Je manquai de glisser sur l'asphalte humide, et, me rattrapant de justesse, suivis la tante des jumeaux en pestant et courant à en perdre haleine. 

En levant les yeux dans ma course, je distinguai le gris des nuages, et la lourdeur de l'air, qui pesait sur mes épaules comme si un dieu appuyait sur mes épaules. Un orage ne tarderait pas éclater, et je me fis la réflexion que ce serait bien plus rapide pour disperser le poison.

Je poursuivis aux côtés d'Edwige, qui courait à une allure soutenue, expirant lentement mais sûrement en allongeant ses foulées. Sans le décor environnant, on aurait presque pu penser qu'elle faisait un jogging.

Sauf que non. Nous nous rendions dans le dernier building encore debout pour dénicher le Diffuseur, tout en affrontant Chimères et patrouilles de la SYNE. Je serrai les dents. Penser à la SYNE m'avait renvoyée à l'entrée du refuge des Villiens, et donc à tous mes compagnons isolés.

J'étais anxieuse, et me sentais honteuse, de les avoir quittés comme ça. Et le pire, c'était le regard de totale incompréhension de Wings, qui s'était rapidement métamorphosé en panique. Il avait compris, et il n'aimait pas ça. Je ne pouvais que le comprendre, ça ne me plaisait pas davantage...

Rien que d'y penser, ça me filait des frissons. J'accélérai encore davantage, jusqu'à dépasser Edwige. Jusqu'ici, je me maintenais à sa hauteur par un accord tacite, mais en vérité, je voulais courir quelques mètres plus haut, presque seule. Je ne l'étais jamais vraiment, mais bon. Au moins, ici, je ne percevais rien, mis à part l'odeur de goudron mouillé et d'humidité, ainsi que mon visage transpirant à cause de l'air lourd, presque suffocant.

Je commençai à avoir mal au ventre. Et à la gorge, et à la tête. Et si j'étais malade ? Ça risquait de ne pas fonctionner, si ?

« Arrête, Brume, tu n'es pas malade, tu ne peux pas être malade. » me rappela aussitôt ma conscience, exaspérée et beaucoup plus cartésienne que moi.

Elle avait raison, j'étais bien loin d'être malade, seulement terrassée par l'angoisse. Après tout, il y avait de quoi, vu la situation. Mais il ne fallait pas y penser, pas y penser... 

Durant quelques millièmes de secondes, je fermai les yeux de toutes mes forces, comme pour obliger mon cerveau à retirer mes pensées anxiogènes, mais ce fut un échec. L'assaut des méandres de mon esprit était bien plus fort que ma conscience faiblarde. 

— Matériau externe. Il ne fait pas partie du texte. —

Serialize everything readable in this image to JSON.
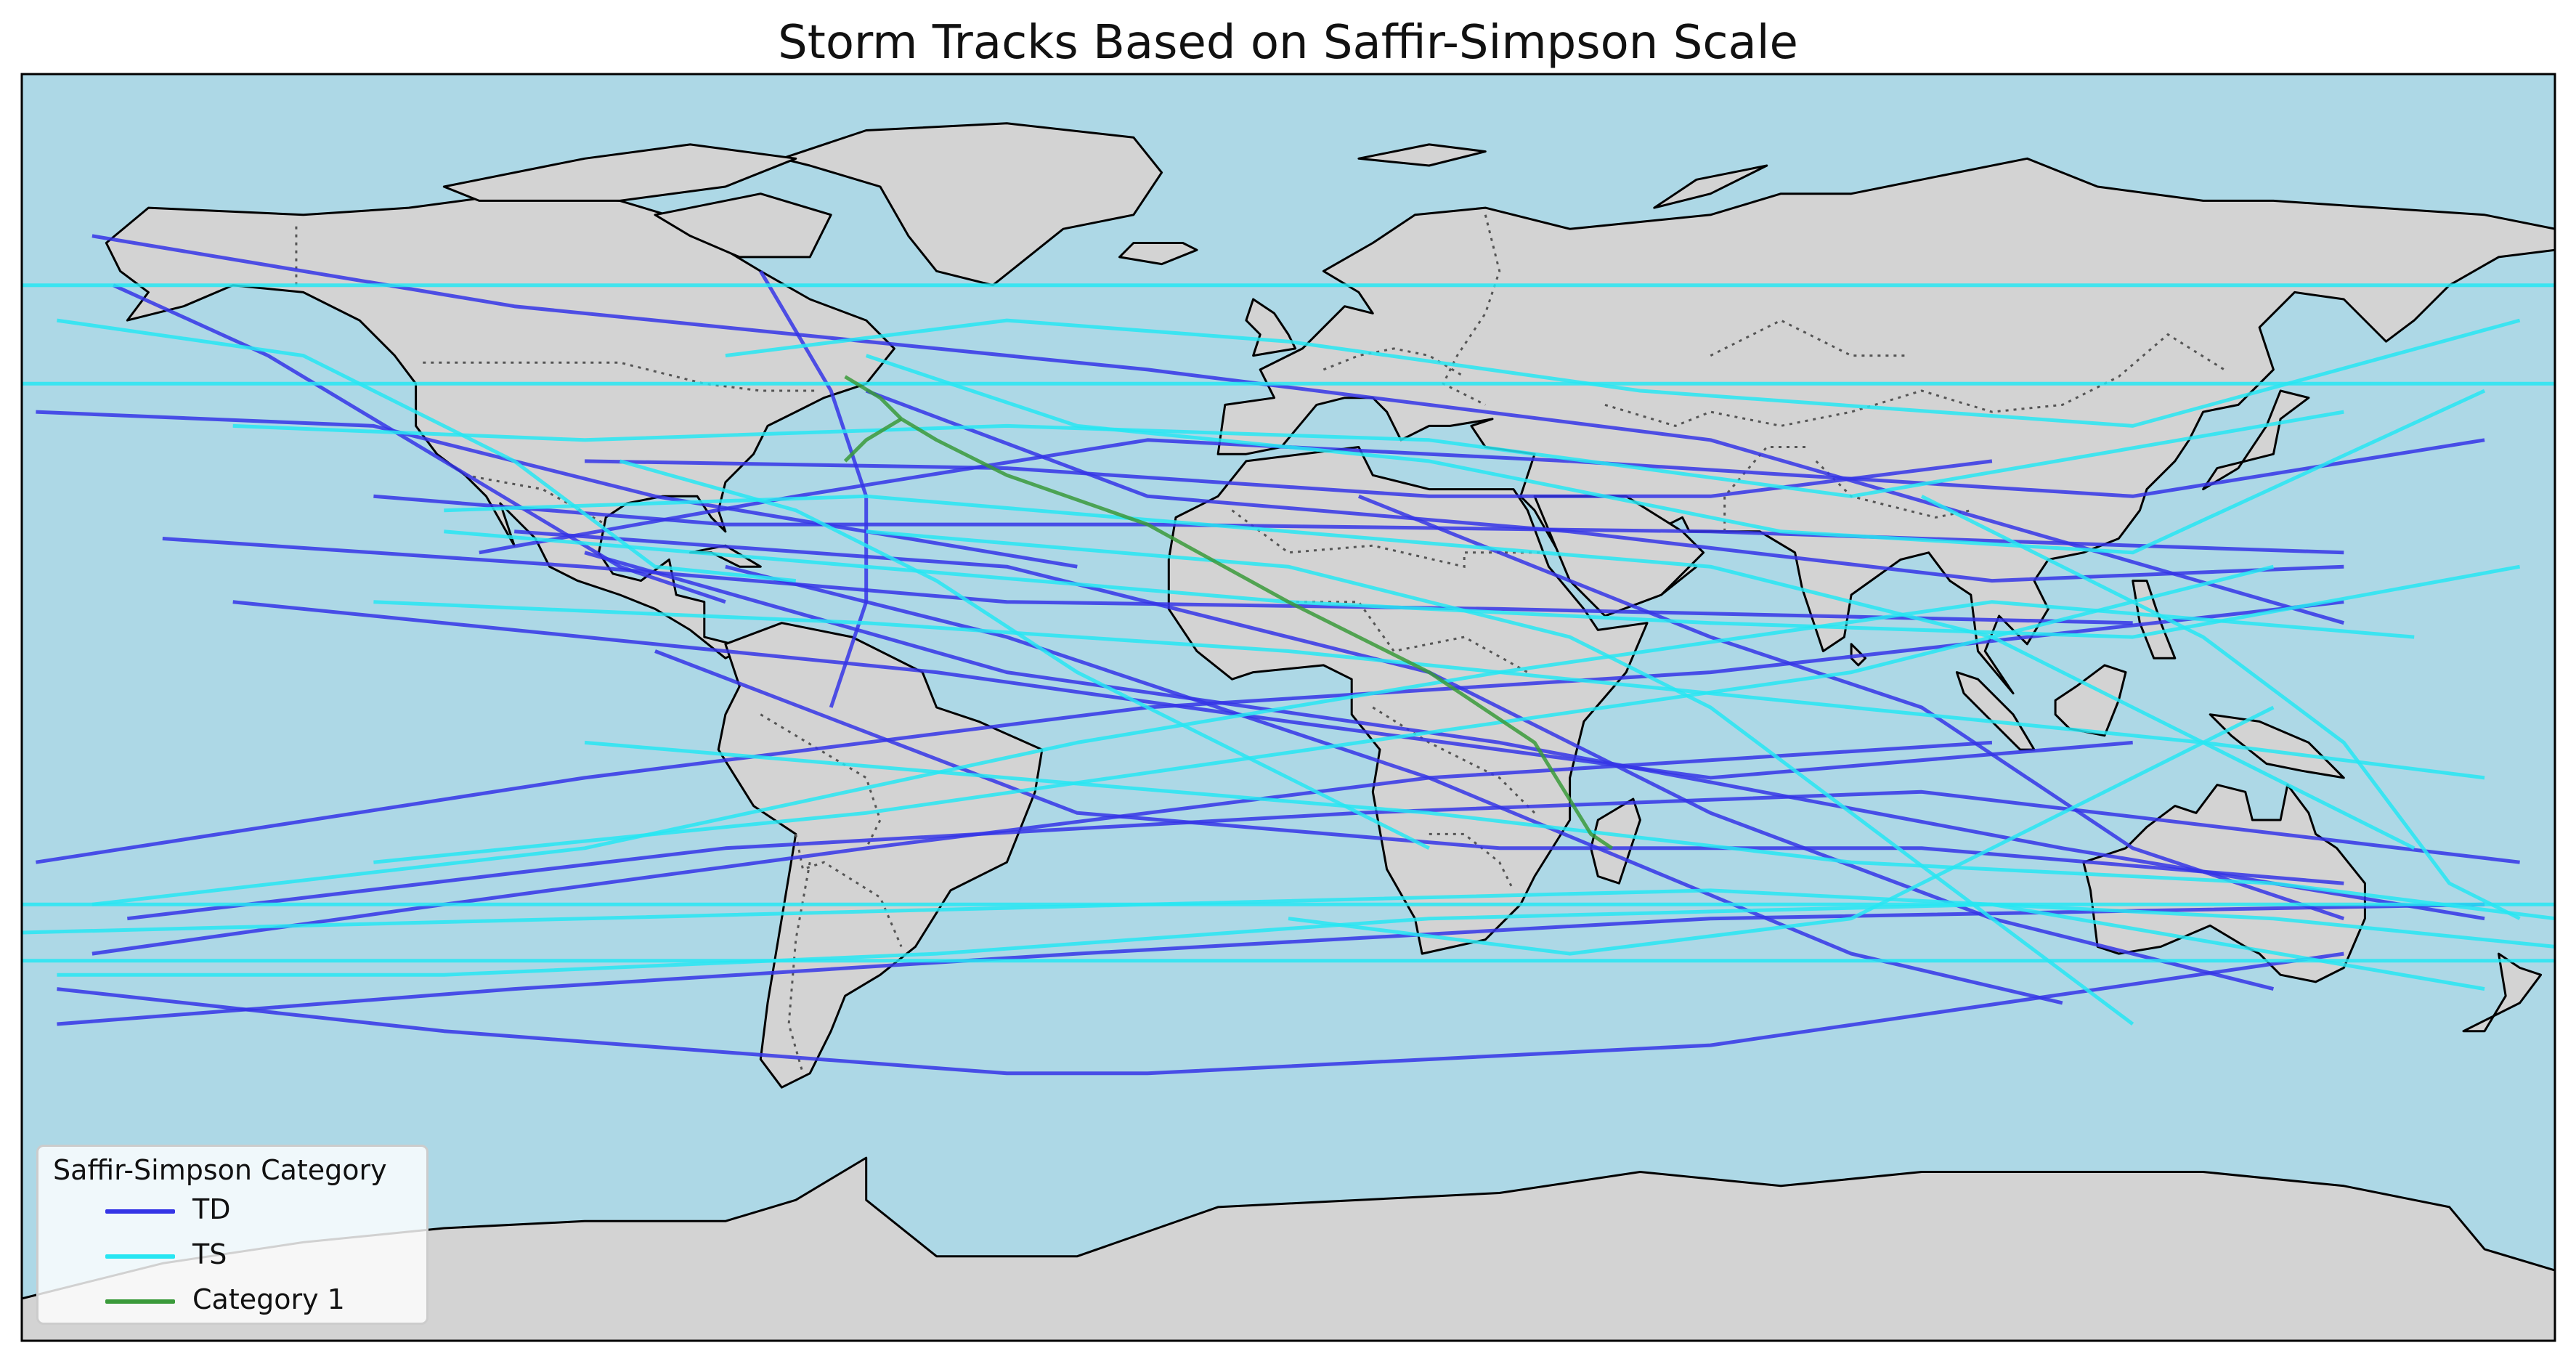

Que j'aurais aimé que Mandragore et Mint soient ici ! J'aurais pu leur dire que je savais pour mes parents, pour Dama et Démos, pour l'institut Gaïa, pour les gènes chimériques, pour tout. Absolument tout. Aurait-ce changé quelque chose ? Je n'en avais strictement aucune idée, le chemin me paraissait bien obscur pour parvenir à une quelconque conclusion... 

En reculant de quelques pas dans mon sentier imaginaire, je réalisai soudainement qu'en plus d'avoir rejoint ma terre d'origine, j'étais à la fin de mon voyage. Les kilomètres se raccourcissaient en simples mètres, les arbres s'effaçaient pour laisser entrapercevoir la vérité. 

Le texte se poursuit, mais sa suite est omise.